Pasal 272 dan 273 telah dicabut melalui Stb. 1926 No.359 jo 429.

Sementara Pasal 276 tidak memuat rumusan tindak pidana, melainkan tentang ketentuan dapatnya dijatuhkan pidana tambahan terhadap si pembuat yang melakukan pemalsuan surat dalam Pasal 263 sampai dengan Pasal 268, berupa pencabutan hak-hak tertentu (Adami Chazawi & Ardi Ferdian, 2014: 136).

1) Pemalsuan surat dalam bentuk standar atau bentuk pokok (eenvoudige valschheid in geschriften), yang juga disebut sebagai pemalsuan surat pada umumnya (Pasal 263).

Pasal 263 merumuskan sebagai berikut:

(1) Barang siapa membuat surat palsu atau memalsukan surat yang dapat menimbulkan suatu hak, perikatan atau pembebasan hutang, atau yang diperuntukkan sebagai bukti daripada sesuatu hal dengan maksud untuk memakai atau menyuruh orang lain memakai surat tersebut seolah-olah isinya benar dan tidak dipalsu, diancam jika pemakaian tersebut dapat menimbulkan kerugian, karena pemalsuan surat, dengan pidana penjara paling lama enam tahun.

(2) Diancam dengan pidana yang sama, barangsiapa dengan sengaja memakai surat palsu atau yang dipalsukan seolah-olah sejati, jika pemakaian surat itu dapat menimbulkan kerugian.

Pemalsuan surat dalam Pasal 263 terdiri dari dua bentuk tindak pidana, masing-masing dirumuskan dalam ayat (1) dan ayat (2). Berdasarkan unsur perbuatannya pemalsuan surat ayat (1), disebut dengan membuat surat palsu dan memalsu surat. Sementara pemalsuan surat dalam ayat (2) disebut dengan memakai surat palsu atau surat yang dipalsu.

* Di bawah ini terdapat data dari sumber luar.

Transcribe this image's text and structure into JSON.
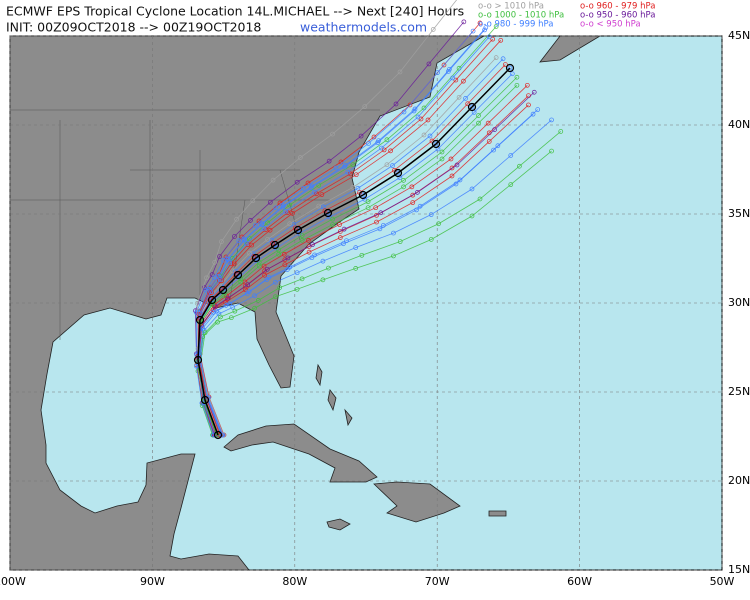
{
  "header": {
    "title": "ECMWF EPS Tropical Cyclone Location 14L.MICHAEL --> Next [240] Hours",
    "init": "INIT: 00Z09OCT2018 --> 00Z19OCT2018",
    "site": "weathermodels.com"
  },
  "legend": [
    {
      "label": "o-o > 1010 hPa",
      "color": "#a0a0a0"
    },
    {
      "label": "o-o 1000 - 1010 hPa",
      "color": "#3fbf3f"
    },
    {
      "label": "o-o 980 - 999 hPa",
      "color": "#3f7fff"
    },
    {
      "label": "o-o 960 - 979 hPa",
      "color": "#e02020"
    },
    {
      "label": "o-o 950 - 960 hPa",
      "color": "#6a1a9a"
    },
    {
      "label": "o-o < 950 hPa",
      "color": "#d040d0"
    }
  ],
  "map": {
    "xlim": [
      -100,
      -50
    ],
    "ylim": [
      15,
      45
    ],
    "xticks": [
      {
        "value": -100,
        "label": "100W"
      },
      {
        "value": -90,
        "label": "90W"
      },
      {
        "value": -80,
        "label": "80W"
      },
      {
        "value": -70,
        "label": "70W"
      },
      {
        "value": -60,
        "label": "60W"
      },
      {
        "value": -50,
        "label": "50W"
      }
    ],
    "yticks": [
      {
        "value": 15,
        "label": "15N"
      },
      {
        "value": 20,
        "label": "20N"
      },
      {
        "value": 25,
        "label": "25N"
      },
      {
        "value": 30,
        "label": "30N"
      },
      {
        "value": 35,
        "label": "35N"
      },
      {
        "value": 40,
        "label": "40N"
      },
      {
        "value": 45,
        "label": "45N"
      }
    ]
  }
}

Meskipun dua bentuk tindak pidana tersebut saling berhubungan, namun masing-masing berdiri sendiri-sendiri, yang berbeda tempos dan

(4)

locus tindak pidananya serta dapat dilakukan oleh si pembuat yang tidak sama (Adami Chazawi & Ardi Ferdian, 2014: 136-137).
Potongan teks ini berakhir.